Feasibility Study into Monitoring Overhead Lines Aims to Avoid Expensive Equipment Failure

Feasibility Study into Monitoring Overhead Lines Aims to Avoid Expensive Equipment Failure

Feasibility Study into Monitoring Overhead Lines Aims to Avoid Expensive Equipment Failure

Languages:

Python

Technologies:

OpenCV

Configuration Management:

git

Other:

BS EN 50128

 

Zircons client provides manufacturers of passenger trains across the world with high quality CCTV systems. As part of a project where Zircon were assisting the client with the development of their next generation CCTV system, camera’s will be mounted to the roof of trains in order to provide real-time footage of the pantograph and overhead lines.

The part of the pantograph that makes direct contact with the overhead line is covered with a carbon shoe that conducts electricity whilst working as a form of lubricant. Due to the friction from continuous contact with the overhead lines this carbon covering wears down over time. In order to wear the surface down in an even fashion the line tracks across the pantograph from left to right in a zig zag motion.

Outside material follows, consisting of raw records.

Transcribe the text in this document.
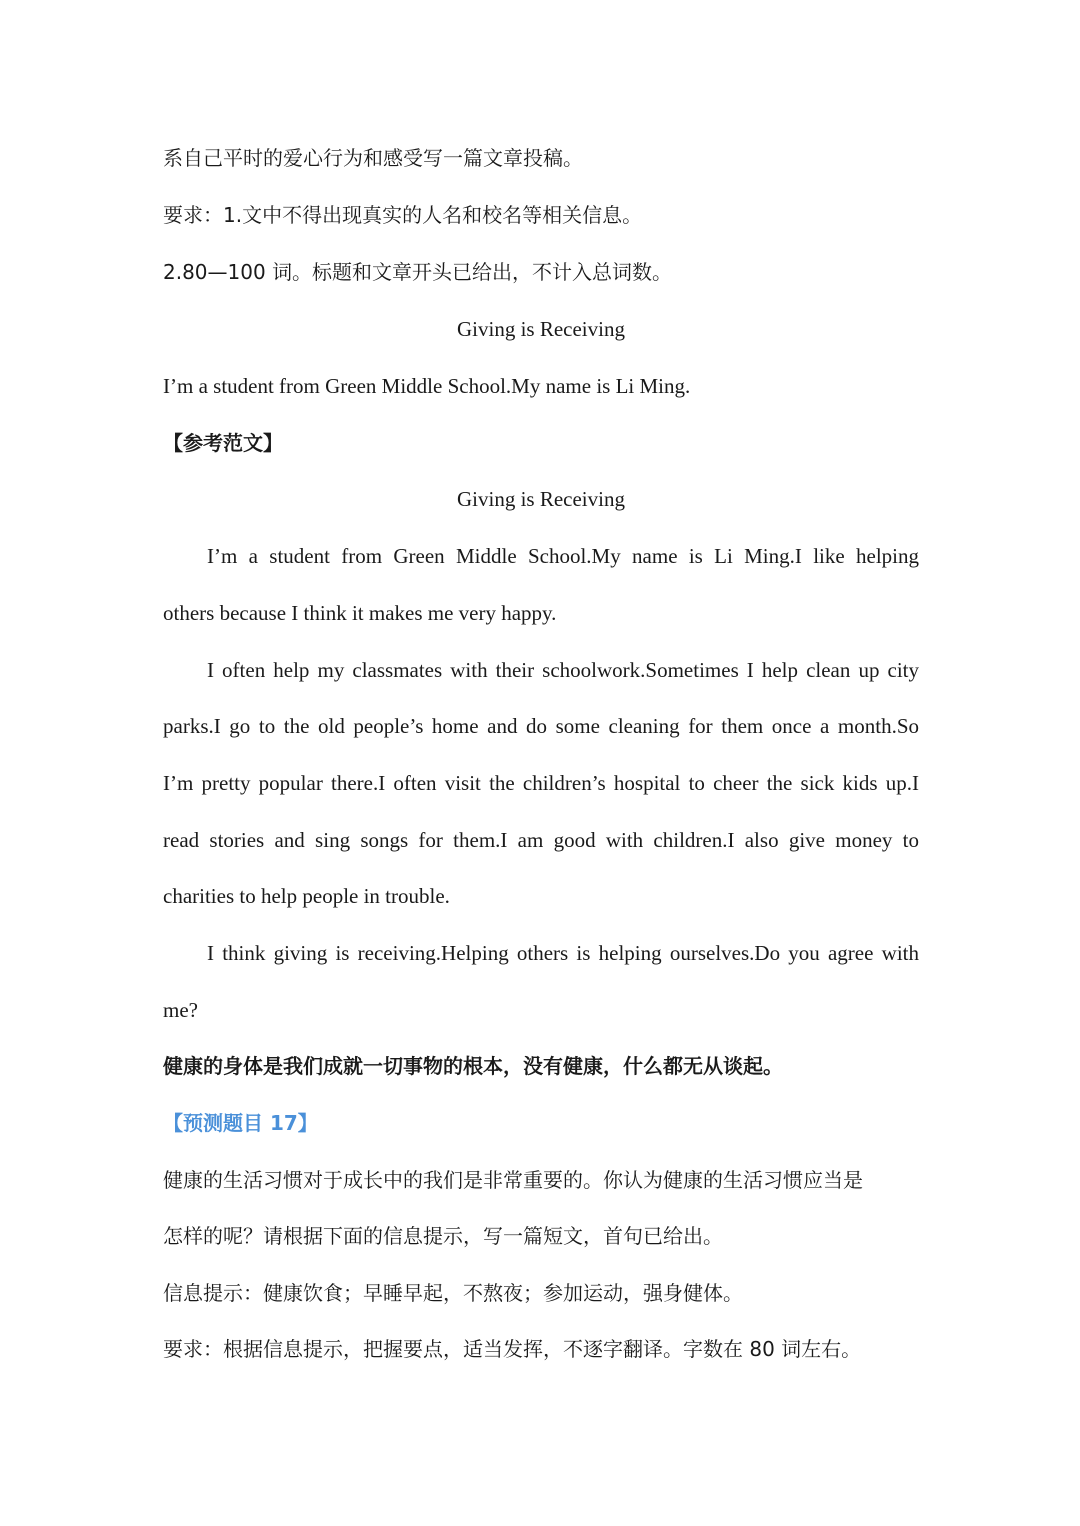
系自己平时的爱心行为和感受写一篇文章投稿。
要求：1.文中不得出现真实的人名和校名等相关信息。
2.80—100 词。标题和文章开头已给出，不计入总词数。
Giving is Receiving
I’m a student from Green Middle School.My name is Li Ming.
【参考范文】
Giving is Receiving
I’m a student from Green Middle School.My name is Li Ming.I like helping
others because I think it makes me very happy.
I often help my classmates with their schoolwork.Sometimes I help clean up city
parks.I go to the old people’s home and do some cleaning for them once a month.So
I’m pretty popular there.I often visit the children’s hospital to cheer the sick kids up.I
read stories and sing songs for them.I am good with children.I also give money to
charities to help people in trouble.
I think giving is receiving.Helping others is helping ourselves.Do you agree with
me?
健康的身体是我们成就一切事物的根本，没有健康，什么都无从谈起。
【预测题目 17】
健康的生活习惯对于成长中的我们是非常重要的。你认为健康的生活习惯应当是
怎样的呢？请根据下面的信息提示，写一篇短文，首句已给出。
信息提示：健康饮食；早睡早起，不熬夜；参加运动，强身健体。
要求：根据信息提示，把握要点，适当发挥，不逐字翻译。字数在 80 词左右。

The consequences of damage to the overhead line equipment are both expensive and far-reaching. In order to provide the end users of this new CCTV system with additional value, it was our clients desire to utilise this footage to monitor the pantograph/overhead line interface to quickly identify areas where the path of the cable is incorrect or arching is present.

In order to monitor the path of the overhead line across the pantograph Zircon carried out a feasibility study to identify the position of the point of intersection between the two surfaces in footage from the client’s camera. Upon locating the intersection, a record is made of its position, velocity and acceleration as the train travels along the track. If the software identifies that the position of the intersection has remained constant for longer than a predefined acceptable period or the velocity and/or acceleration exceeds the defined thresholds, the GPS position is recorded and an alert is raised.

Identifying occasions of arching was a simpler task. The sudden burst of light generated by the spark causes the camera to experience a sudden brightness overload, especially in darker environments, which can easily be identified by the software. As with the tracking of the overhead lines if the software detects arching the GPS position is recorded and an alert is registered. All of the alerts registered during a journey are processed upon the completion of the train’s journey and the relevant line maintainers are informed.

This system was successfully delivered to the client as part of the CCTV development project, and Zircon has subsequently provided the client with support services as they introduced and modified the system for new clients.